Later, I found a single strand of Ed’s hair in my cell, laid across my pillow like dark thread. I don’t know how it got there — I’d been stripped and scrubbed before entering the pen; everything I’d owned had been taken from me. And we hadn’t touched once during her visit; not a hug, not a handshake. But it was her hair. I knew this simply by feel, the way a man knows the shape of his wife’s body in the dark. A single strand of hair; all I had left of her. I held on to it for years, if you can believe it. I’d lie awake at night twining it around my finger, desperately afraid it’d snap. It never did — I was always gentle with it. If my orange jumpsuit had had pockets, I would’ve carried it close to me all day. But since pockets were banned, I slicked the hair with saliva and smoothed it to the metal frame of my cot in a spot where it wouldn’t be disturbed when the sheets were changed. It lasted three years, that strand of hair. Then one day I reached for it and it was gone. I hunted madly, making Bainbridge get up so I could search the floor under his cot, but no luck. Maybe it simply dissolved from all my handling.
Next Ed said, “Do you actually think I’ll wait?”
No, I knew she wouldn’t wait for me — not because there wasn’t any love between us, but because she’d freely given me the chance to save myself, and I hadn’t taken it. I couldn’t bear to consider her question, and so my mind fled back to the night when we’d first danced.

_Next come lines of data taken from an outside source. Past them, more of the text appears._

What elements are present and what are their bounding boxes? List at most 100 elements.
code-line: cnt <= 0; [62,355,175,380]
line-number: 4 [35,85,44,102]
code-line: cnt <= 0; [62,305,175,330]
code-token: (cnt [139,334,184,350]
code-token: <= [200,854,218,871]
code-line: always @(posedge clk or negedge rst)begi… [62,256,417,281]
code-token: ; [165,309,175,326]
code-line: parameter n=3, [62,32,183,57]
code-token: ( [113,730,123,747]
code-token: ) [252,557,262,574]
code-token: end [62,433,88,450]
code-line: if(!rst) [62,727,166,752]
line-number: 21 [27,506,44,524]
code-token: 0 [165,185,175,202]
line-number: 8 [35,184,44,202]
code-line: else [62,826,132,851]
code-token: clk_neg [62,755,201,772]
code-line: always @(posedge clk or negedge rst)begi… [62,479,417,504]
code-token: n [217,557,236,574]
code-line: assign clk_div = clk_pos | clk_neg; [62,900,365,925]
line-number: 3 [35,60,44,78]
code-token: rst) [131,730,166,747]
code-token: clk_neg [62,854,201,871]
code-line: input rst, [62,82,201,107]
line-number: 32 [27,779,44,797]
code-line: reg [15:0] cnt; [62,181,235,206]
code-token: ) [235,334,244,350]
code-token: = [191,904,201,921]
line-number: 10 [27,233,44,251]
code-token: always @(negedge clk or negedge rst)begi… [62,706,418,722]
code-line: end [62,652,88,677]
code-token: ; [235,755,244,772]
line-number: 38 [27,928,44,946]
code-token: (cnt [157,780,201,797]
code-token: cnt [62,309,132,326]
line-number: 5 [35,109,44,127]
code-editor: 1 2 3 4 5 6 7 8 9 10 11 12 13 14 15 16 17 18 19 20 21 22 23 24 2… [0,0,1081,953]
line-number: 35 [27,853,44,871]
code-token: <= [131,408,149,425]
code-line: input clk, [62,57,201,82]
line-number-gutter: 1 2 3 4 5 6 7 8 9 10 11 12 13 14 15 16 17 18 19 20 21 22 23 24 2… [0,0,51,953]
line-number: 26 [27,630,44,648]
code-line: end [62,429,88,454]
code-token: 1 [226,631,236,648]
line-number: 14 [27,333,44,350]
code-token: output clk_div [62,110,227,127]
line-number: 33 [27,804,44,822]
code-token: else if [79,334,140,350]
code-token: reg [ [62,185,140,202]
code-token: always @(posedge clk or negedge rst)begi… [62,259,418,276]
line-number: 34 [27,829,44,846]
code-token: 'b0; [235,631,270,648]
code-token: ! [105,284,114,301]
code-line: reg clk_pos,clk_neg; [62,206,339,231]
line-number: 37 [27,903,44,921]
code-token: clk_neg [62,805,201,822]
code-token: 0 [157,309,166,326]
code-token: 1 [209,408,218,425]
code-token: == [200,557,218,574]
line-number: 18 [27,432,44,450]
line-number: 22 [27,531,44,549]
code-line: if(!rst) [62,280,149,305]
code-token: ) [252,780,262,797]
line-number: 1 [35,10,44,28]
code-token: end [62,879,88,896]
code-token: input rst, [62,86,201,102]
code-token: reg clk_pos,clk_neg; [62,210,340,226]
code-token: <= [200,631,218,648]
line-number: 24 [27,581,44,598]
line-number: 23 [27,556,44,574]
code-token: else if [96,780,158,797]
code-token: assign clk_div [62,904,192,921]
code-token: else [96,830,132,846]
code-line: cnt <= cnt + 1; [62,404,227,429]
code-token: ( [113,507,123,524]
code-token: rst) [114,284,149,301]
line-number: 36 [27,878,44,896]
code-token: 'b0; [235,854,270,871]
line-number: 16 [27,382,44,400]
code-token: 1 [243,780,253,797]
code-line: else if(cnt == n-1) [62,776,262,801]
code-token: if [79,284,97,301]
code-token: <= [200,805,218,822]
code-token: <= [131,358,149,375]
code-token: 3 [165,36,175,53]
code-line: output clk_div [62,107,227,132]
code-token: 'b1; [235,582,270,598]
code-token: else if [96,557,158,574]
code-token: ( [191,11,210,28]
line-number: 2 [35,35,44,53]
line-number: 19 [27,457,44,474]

It happened months after we’d first held hands at Sherkston Shores. I’d asked her to dance on the postage stamp of a stage at the Wild Mushroom bar. The bond had been there in the curve of our bodies as we leaned into the music, heads cocked as we stared at each other. We’d danced to a Beatles song, “I Want to Hold Your Hand.” Ed held her hand out to me, her eyebrows raised in a silent question. I’d taken and kissed it, earning a round of desultory wolf-whistles from the rubber-necking barflies. Ed laughed and rolled her eyes. We’d danced to the next song, by the Tragically Hip, “Everytime You Go,” and I’d lip-synched the lines that ever since have been seared into my mind, meshed with the sight of Edwina’s hips swaying to the beat: My girl don’t just walk, she unfurls …
Afterwards we’d walked down Clifton Hill, which was nearly dark at that hour. Stars pinpricked the sky. We took sips from the can of Laker I’d cadged off the bartender at last call. We stood at the observation rail as water hit the cataract, sending up a mushroom cloud of spume. I’d slid my coat around her shoulders and told her about the things that had mattered to me back then: the motorcycle I’d planned to buy but never did, the cut on my hand I’d picked up on my first shift at the Bisk. She told me about the death of her father from esophageal cancer and the all-girl band she’d played in before getting into a fistfight with the lead singer.